« Data, Algorithms, and Powerset | Main | Are Machine-Learned Models Prone to Catastrophic Errors? »


Feed You can follow this conversation by subscribing to the comment feed for this post.


Amazing - the developments in recent years are really very interesting. Best of luck to Asterdata!

Additionally, I read today that Yahoo has a homegrown Petabyte database based on Postgres. Here's a link to the article.

On a sidenote, I remember you mentioned Yahoo Glue as a promising new approach to displaying search results. You may want to check out Yahoo SearchMonkey and some of the existing search result upgrades.

Best wishes,


Google introduced map/reduce?

I seem to recall learning about it in college over 10 years ago, and it was old then.

Who said "Most research in computer science describes how the author discovered what somebody else already knew"?


hbase is part of hadoop and contributed by powserset


Check out CouchDB: http://couchdb.org/


John D. Mitchell

Another excellent alternative that you didn't mention is seen Mark Logic Server ( http://marklogic.com/ ). Of course, I'm biased but check out MarkMail ( http://markmail.org/ ) for a slick, public example.

Alaa Salman

One correction, MapReduce and specifically speaking about the Hadoop implementation does not work only on files.

It might seem that way, but it is actually very easy to just implement a different data provider which would produce the data from some source and then divide it and hand it off to the map tasks.

In fact, i wrote about this very same thing on my blog. You might be interested in checking it out. It is a simple MapReduce application that does primality testing on generated numbers.


Nice post! Definitely there is a need for a simple query language (SQL like) to process large amount of data distributed over commodity hardware.

I feel Hypertable (http://hypertable.org/about.html), an open source version of Bigtable (http://labs.google.com/papers/bigtable.html), may be a good way to address this problem. Hypertable uses a query language (HQL - Hypertable Query Language) that is similar to SQL. Hypertable can be installed over distributed file system like HDFS (http://hadoop.apache.org/core/docs/r0.16.4/hdfs_design.html), and KFS (http://kosmosfs.sourceforge.net/). Since these file systems are fault-tolerant and scale well with the number of nodes in the system, Hypertable is also fault-tolerant and scalable.

I wonder how Aster data solution fares with respect to Hypertable.


Seeing the comments here, it is clear that there will be many, many commodity cluster solutions in the coming years. A SQL driven database system is one of them. But, surely, databases is just one form factor of utilizing commodity clusters? The bigger news here is about utilizing commodity clusters?

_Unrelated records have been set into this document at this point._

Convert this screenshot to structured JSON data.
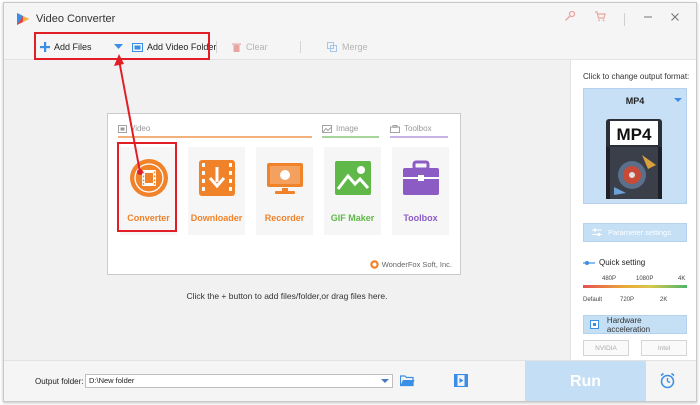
{
  "window": {
    "title": "Video Converter"
  },
  "toolbar": {
    "add_files": "Add Files",
    "add_video_folder": "Add Video Folder",
    "clear": "Clear",
    "merge": "Merge"
  },
  "main": {
    "sections": {
      "video": "Video",
      "image": "Image",
      "toolbox": "Toolbox"
    },
    "tiles": [
      {
        "label": "Converter",
        "color": "#f0822a"
      },
      {
        "label": "Downloader",
        "color": "#f0822a"
      },
      {
        "label": "Recorder",
        "color": "#f0822a"
      },
      {
        "label": "GIF Maker",
        "color": "#5fb848"
      },
      {
        "label": "Toolbox",
        "color": "#8a5cc4"
      }
    ],
    "brand": "WonderFox Soft, Inc.",
    "hint": "Click the + button to add files/folder,or drag files here."
  },
  "panel": {
    "caption": "Click to change output format:",
    "format": "MP4",
    "format_icon_text": "MP4",
    "parameter_settings": "Parameter settings",
    "quick_setting": "Quick setting",
    "quality_top": [
      "480P",
      "1080P",
      "4K"
    ],
    "quality_bottom": [
      "Default",
      "720P",
      "2K"
    ],
    "hardware_acceleration": "Hardware acceleration",
    "gpu": [
      "NVIDIA",
      "Intel"
    ]
  },
  "bottom": {
    "output_label": "Output folder:",
    "output_path": "D:\\New folder",
    "run": "Run"
  },
  "colors": {
    "accent": "#3b8ee5",
    "highlight": "#e11e26",
    "orange": "#f0822a",
    "green": "#5fb848",
    "purple": "#8a5cc4"
  }
}
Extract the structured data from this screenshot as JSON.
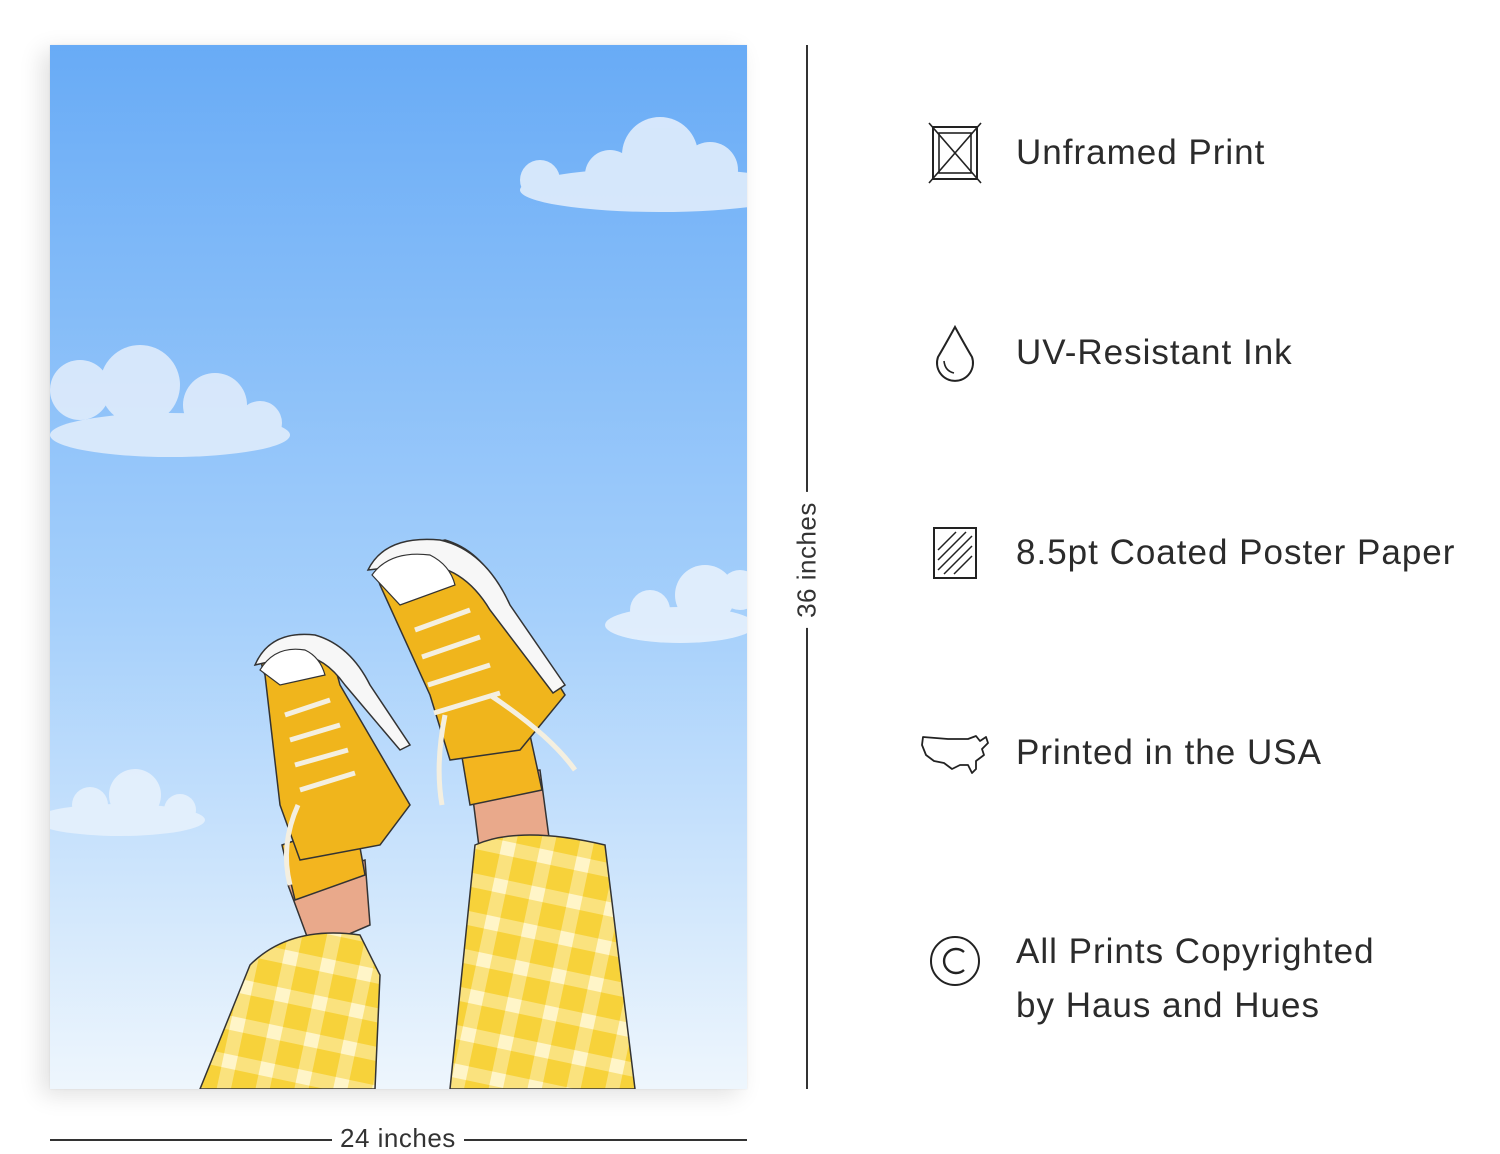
{
  "poster": {
    "width_label": "24 inches",
    "height_label": "36 inches",
    "sky_top_color": "#68abf6",
    "sky_bottom_color": "#eef6fd",
    "shoe_color": "#f0b51c",
    "pants_color": "#f7d23a"
  },
  "features": [
    {
      "icon": "unframed-icon",
      "label": "Unframed Print"
    },
    {
      "icon": "ink-drop-icon",
      "label": "UV-Resistant Ink"
    },
    {
      "icon": "paper-icon",
      "label": "8.5pt Coated Poster Paper"
    },
    {
      "icon": "usa-map-icon",
      "label": "Printed in the USA"
    },
    {
      "icon": "copyright-icon",
      "label": "All Prints Copyrighted",
      "label2": "by Haus and Hues"
    }
  ]
}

From 2005 to 2007, a lot of data processing junkies - for different reasons and from different perspectives - came to the same conclusion about distributed computing. It reminds one of a recent article (http://www.newyorker.com/reporting/2008/05/12/080512fa_fact_gladwell) how 'The history of science is full of ideas that several people had at the same time.' The common idea here is 'commodity cluster utilization'?

Rajeev Tipnis

The reason LAMP and MySQL have transformed and democratized the web development has almost everything to with the words "almost free".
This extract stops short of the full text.